First, let's spoil this tale right away by telling you the 19-year-old man in Virginia who downed a quart of soy sauce on a dare survived.
It's a happy ending of sorts. But the guy had a close call. And you definitely don't want to try it.
While there's been quite a debate lately about whether the salt in the modern American diet is risky, there's no question that a massive amount of salt ingested quickly can lead to death.
In fact, suicide by soy sauce is not unknown in Asia. A 2011 report in the Journal of Forensic and Legal Medicine describes the case of a 55-year-old woman diagnosed with depression. She died after drinking "a large quantity of shoyu (Japanese soy sauce)," doctors wrote.
Back in the early '90s, Mayo Clinic doctors reported on a 41-year-old man who died after swallowing a salty gargling solution. That case and a look at the medical literature up to that point led them to caution other doctors about using salty water to induce vomiting.
A salt dose ranging from 0.75 grams to 3 grams per kilogram of body weight can kill someone. A tablespoon of salt weighs about 15 grams, in case you're wondering.
If you're metrically challenged, just consider that the unnamed fellow in the report published online by the Journal of Emergency Medicine, weighed about 160 pounds and probably consumed around 170 grams of salt by drinking a bottle of soy sauce. That works out to a little more than 2 grams of salt per kilogram in his case.

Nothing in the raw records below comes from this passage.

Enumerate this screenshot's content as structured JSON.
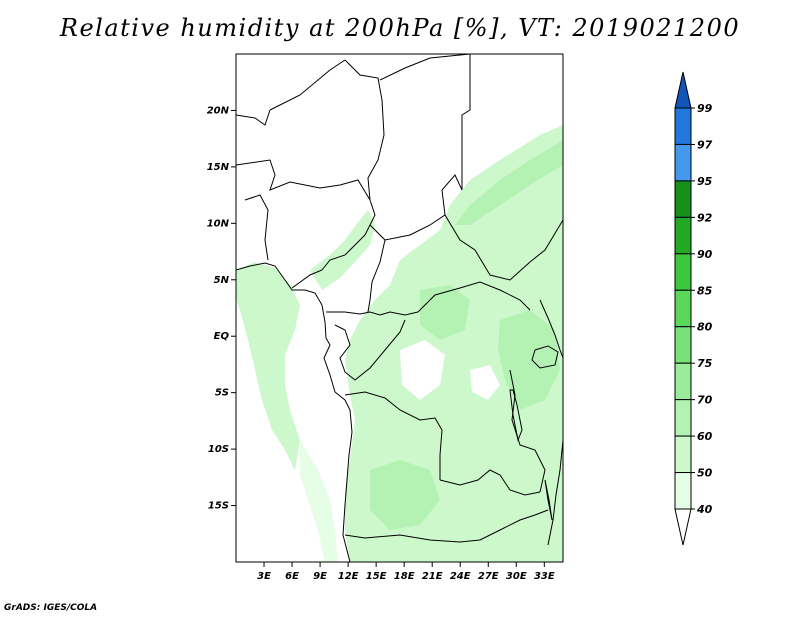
{
  "title": "Relative humidity at 200hPa [%], VT: 2019021200",
  "credit": "GrADS: IGES/COLA",
  "map": {
    "lat_labels": [
      "20N",
      "15N",
      "10N",
      "5N",
      "EQ",
      "5S",
      "10S",
      "15S"
    ],
    "lon_labels": [
      "3E",
      "6E",
      "9E",
      "12E",
      "15E",
      "18E",
      "21E",
      "24E",
      "27E",
      "30E",
      "33E"
    ],
    "lat_values": [
      20,
      15,
      10,
      5,
      0,
      -5,
      -10,
      -15
    ],
    "lon_values": [
      3,
      6,
      9,
      12,
      15,
      18,
      21,
      24,
      27,
      30,
      33
    ],
    "lon_range": [
      0,
      35
    ],
    "lat_range": [
      -20,
      25
    ]
  },
  "colorbar": {
    "levels": [
      "40",
      "50",
      "60",
      "70",
      "75",
      "80",
      "85",
      "90",
      "92",
      "95",
      "97",
      "99"
    ],
    "colors": [
      "#ffffff",
      "#e6fde6",
      "#ccf8cc",
      "#b4f2b4",
      "#9aeb9a",
      "#78e278",
      "#5ad85a",
      "#3cc83c",
      "#22a822",
      "#16901a",
      "#4499ee",
      "#2277dd",
      "#1155bb"
    ]
  }
}
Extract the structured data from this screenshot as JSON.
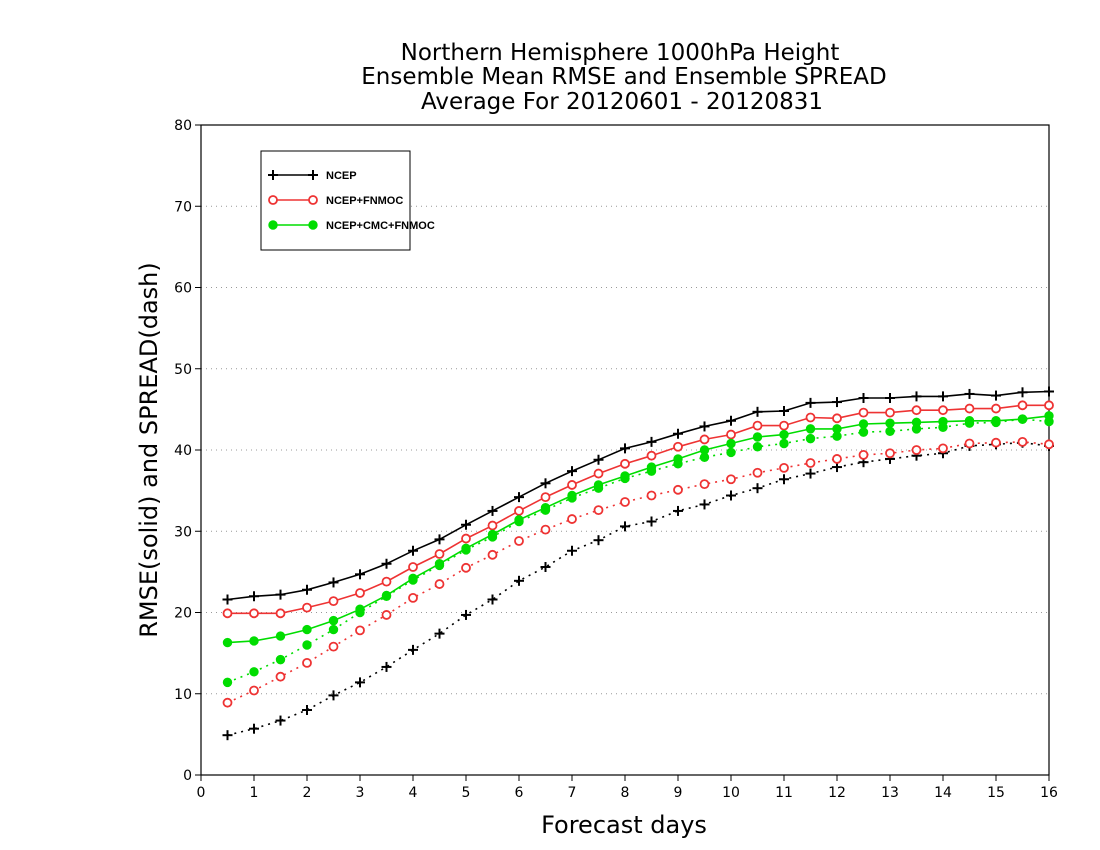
{
  "chart_data": {
    "type": "line",
    "title_lines": [
      "Northern Hemisphere 1000hPa Height",
      "Ensemble Mean RMSE and Ensemble SPREAD",
      "Average For 20120601 - 20120831"
    ],
    "xlabel": "Forecast days",
    "ylabel": "RMSE(solid) and SPREAD(dash)",
    "xlim": [
      0,
      16
    ],
    "ylim": [
      0,
      80
    ],
    "x_ticks": [
      "0",
      "1",
      "2",
      "3",
      "4",
      "5",
      "6",
      "7",
      "8",
      "9",
      "10",
      "11",
      "12",
      "13",
      "14",
      "15",
      "16"
    ],
    "y_ticks": [
      "0",
      "10",
      "20",
      "30",
      "40",
      "50",
      "60",
      "70",
      "80"
    ],
    "grid": "horizontal dotted",
    "legend_position": "top-left",
    "x": [
      0.5,
      1,
      1.5,
      2,
      2.5,
      3,
      3.5,
      4,
      4.5,
      5,
      5.5,
      6,
      6.5,
      7,
      7.5,
      8,
      8.5,
      9,
      9.5,
      10,
      10.5,
      11,
      11.5,
      12,
      12.5,
      13,
      13.5,
      14,
      14.5,
      15,
      15.5,
      16
    ],
    "series": [
      {
        "name": "NCEP",
        "color": "#000000",
        "marker": "plus",
        "rmse": [
          21.6,
          22.0,
          22.2,
          22.8,
          23.7,
          24.7,
          26.0,
          27.6,
          29.0,
          30.8,
          32.5,
          34.2,
          35.9,
          37.4,
          38.8,
          40.2,
          41.0,
          42.0,
          42.9,
          43.6,
          44.7,
          44.8,
          45.8,
          45.9,
          46.4,
          46.4,
          46.6,
          46.6,
          46.9,
          46.7,
          47.1,
          47.2
        ],
        "spread": [
          4.9,
          5.7,
          6.7,
          8.0,
          9.8,
          11.4,
          13.3,
          15.4,
          17.4,
          19.7,
          21.6,
          23.9,
          25.6,
          27.6,
          28.9,
          30.6,
          31.2,
          32.5,
          33.3,
          34.4,
          35.3,
          36.4,
          37.1,
          37.9,
          38.5,
          38.9,
          39.3,
          39.6,
          40.5,
          40.7,
          40.9,
          40.5
        ]
      },
      {
        "name": "NCEP+FNMOC",
        "color": "#ee3333",
        "marker": "open-circle",
        "rmse": [
          19.9,
          19.9,
          19.9,
          20.6,
          21.4,
          22.4,
          23.8,
          25.6,
          27.2,
          29.1,
          30.7,
          32.5,
          34.2,
          35.7,
          37.1,
          38.3,
          39.3,
          40.4,
          41.3,
          41.9,
          43.0,
          43.0,
          44.0,
          43.9,
          44.6,
          44.6,
          44.9,
          44.9,
          45.1,
          45.1,
          45.5,
          45.5
        ],
        "spread": [
          8.9,
          10.4,
          12.1,
          13.8,
          15.8,
          17.8,
          19.7,
          21.8,
          23.5,
          25.5,
          27.1,
          28.8,
          30.2,
          31.5,
          32.6,
          33.6,
          34.4,
          35.1,
          35.8,
          36.4,
          37.2,
          37.8,
          38.4,
          38.9,
          39.4,
          39.6,
          40.0,
          40.2,
          40.8,
          40.9,
          41.0,
          40.7
        ]
      },
      {
        "name": "NCEP+CMC+FNMOC",
        "color": "#00dd00",
        "marker": "filled-circle",
        "rmse": [
          16.3,
          16.5,
          17.1,
          17.9,
          19.0,
          20.4,
          22.1,
          24.2,
          26.0,
          27.9,
          29.6,
          31.4,
          32.9,
          34.4,
          35.7,
          36.8,
          37.9,
          38.9,
          40.0,
          40.8,
          41.6,
          41.9,
          42.6,
          42.6,
          43.2,
          43.3,
          43.4,
          43.5,
          43.6,
          43.6,
          43.8,
          44.2
        ],
        "spread": [
          11.4,
          12.7,
          14.2,
          16.0,
          17.9,
          20.0,
          22.0,
          24.0,
          25.8,
          27.7,
          29.3,
          31.2,
          32.6,
          34.1,
          35.3,
          36.5,
          37.4,
          38.3,
          39.1,
          39.7,
          40.4,
          40.8,
          41.4,
          41.7,
          42.2,
          42.3,
          42.6,
          42.8,
          43.3,
          43.4,
          43.8,
          43.5
        ]
      }
    ]
  }
}
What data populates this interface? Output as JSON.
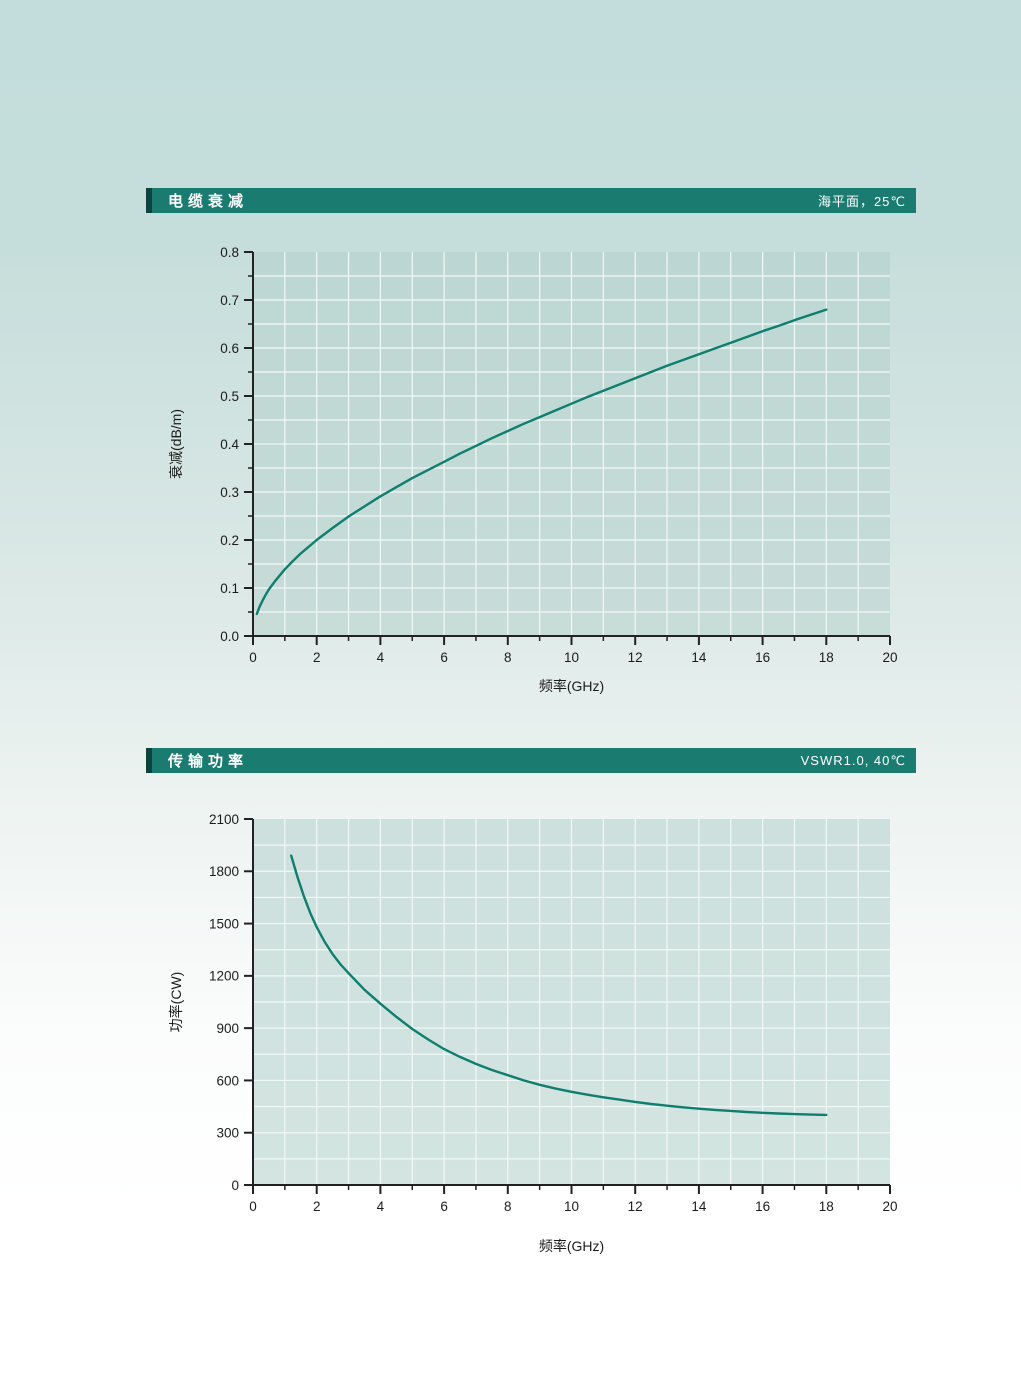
{
  "colors": {
    "header_bg": "#1a7b71",
    "header_left_edge": "#0b443e",
    "header_text": "#ffffff",
    "curve": "#0f7e6e",
    "plot_bg_top_1": "#bcd7d3",
    "plot_bg_bottom_1": "#c8dcd8",
    "plot_bg_top_2": "#cde0dd",
    "plot_bg_bottom_2": "#d3e4e1",
    "grid": "#f2f8f7",
    "axis": "#222222",
    "tick_label": "#1c1c1c",
    "page_bg_top": "#c2dddc",
    "page_bg_bottom": "#ffffff"
  },
  "chart_data": [
    {
      "type": "line",
      "title": "电缆衰减",
      "condition": "海平面，25℃",
      "xlabel": "频率(GHz)",
      "ylabel": "衰减(dB/m)",
      "xlim": [
        0,
        20
      ],
      "ylim": [
        0,
        0.8
      ],
      "x_major_step": 2,
      "x_minor_step": 1,
      "y_major_step": 0.1,
      "y_minor_step": 0.05,
      "grid_x_step": 1,
      "grid_y_step": 0.05,
      "y_tick_decimals": 1,
      "grid": "on",
      "legend": "none",
      "series": [
        {
          "name": "衰减",
          "points": [
            [
              0.12,
              0.046
            ],
            [
              0.2,
              0.06
            ],
            [
              0.3,
              0.074
            ],
            [
              0.4,
              0.086
            ],
            [
              0.5,
              0.097
            ],
            [
              0.7,
              0.115
            ],
            [
              1,
              0.139
            ],
            [
              1.25,
              0.156
            ],
            [
              1.5,
              0.172
            ],
            [
              2,
              0.2
            ],
            [
              2.5,
              0.225
            ],
            [
              3,
              0.249
            ],
            [
              3.5,
              0.27
            ],
            [
              4,
              0.291
            ],
            [
              4.5,
              0.31
            ],
            [
              5,
              0.329
            ],
            [
              5.5,
              0.346
            ],
            [
              6,
              0.363
            ],
            [
              6.5,
              0.38
            ],
            [
              7,
              0.396
            ],
            [
              7.5,
              0.412
            ],
            [
              8,
              0.427
            ],
            [
              8.5,
              0.442
            ],
            [
              9,
              0.456
            ],
            [
              9.5,
              0.47
            ],
            [
              10,
              0.484
            ],
            [
              10.5,
              0.498
            ],
            [
              11,
              0.511
            ],
            [
              11.5,
              0.524
            ],
            [
              12,
              0.537
            ],
            [
              12.5,
              0.55
            ],
            [
              13,
              0.563
            ],
            [
              13.5,
              0.575
            ],
            [
              14,
              0.587
            ],
            [
              14.5,
              0.599
            ],
            [
              15,
              0.611
            ],
            [
              15.5,
              0.623
            ],
            [
              16,
              0.635
            ],
            [
              16.5,
              0.646
            ],
            [
              17,
              0.658
            ],
            [
              17.5,
              0.669
            ],
            [
              18,
              0.68
            ]
          ]
        }
      ]
    },
    {
      "type": "line",
      "title": "传输功率",
      "condition": "VSWR1.0, 40℃",
      "xlabel": "频率(GHz)",
      "ylabel": "功率(CW)",
      "xlim": [
        0,
        20
      ],
      "ylim": [
        0,
        2100
      ],
      "x_major_step": 2,
      "x_minor_step": 1,
      "y_major_step": 300,
      "y_minor_step": null,
      "grid_x_step": 1,
      "grid_y_step": 150,
      "y_tick_decimals": 0,
      "grid": "on",
      "legend": "none",
      "series": [
        {
          "name": "功率",
          "points": [
            [
              1.2,
              1890
            ],
            [
              1.4,
              1765
            ],
            [
              1.6,
              1655
            ],
            [
              1.8,
              1560
            ],
            [
              2,
              1480
            ],
            [
              2.25,
              1395
            ],
            [
              2.5,
              1325
            ],
            [
              2.75,
              1265
            ],
            [
              3,
              1215
            ],
            [
              3.5,
              1120
            ],
            [
              4,
              1040
            ],
            [
              4.5,
              965
            ],
            [
              5,
              895
            ],
            [
              5.5,
              835
            ],
            [
              6,
              780
            ],
            [
              6.5,
              735
            ],
            [
              7,
              695
            ],
            [
              7.5,
              660
            ],
            [
              8,
              630
            ],
            [
              8.5,
              600
            ],
            [
              9,
              575
            ],
            [
              9.5,
              553
            ],
            [
              10,
              535
            ],
            [
              10.5,
              518
            ],
            [
              11,
              503
            ],
            [
              11.5,
              490
            ],
            [
              12,
              477
            ],
            [
              12.5,
              465
            ],
            [
              13,
              455
            ],
            [
              13.5,
              446
            ],
            [
              14,
              438
            ],
            [
              14.5,
              431
            ],
            [
              15,
              425
            ],
            [
              15.5,
              419
            ],
            [
              16,
              414
            ],
            [
              16.5,
              410
            ],
            [
              17,
              407
            ],
            [
              17.5,
              404
            ],
            [
              18,
              402
            ]
          ]
        }
      ]
    }
  ]
}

After downing the soy sauce, he ran into trouble pretty fast. Within two hours he was in the emergency room at a local hospital. He was grinding his teeth and didn't respond to pain or verbal commands. His arms were stiff and at his side.
Doctors were worried about seizures and put him on drugs to control them. They also ran a tube from his nose into his stomach and sucked out some "brown material with scant streaks of blood," the report says.
The patient was transferred to a bigger hospital, the University of Virginia Medical Center in Charlottesville, within four hours of the soy sauce guzzling.
His blood sodium level measured at the medical center was the highest ever seen in an adult who survived such intoxiciation without lasting neurological problems, the medical paper says.
But the doctors didn't know if that would be the case. They opted for rapid treatment with water containing dextrose, a sugar, to dilute the sodium and encourage urination. The guy got six liters of IV fluid in half an hour. The sodium concentration in his blood fell, and he produced more than four liters of urine in short order.
The doctors took an aggressive approach even though there was a risk the man might experience brain swelling and other neurological side effects. They didn't see any.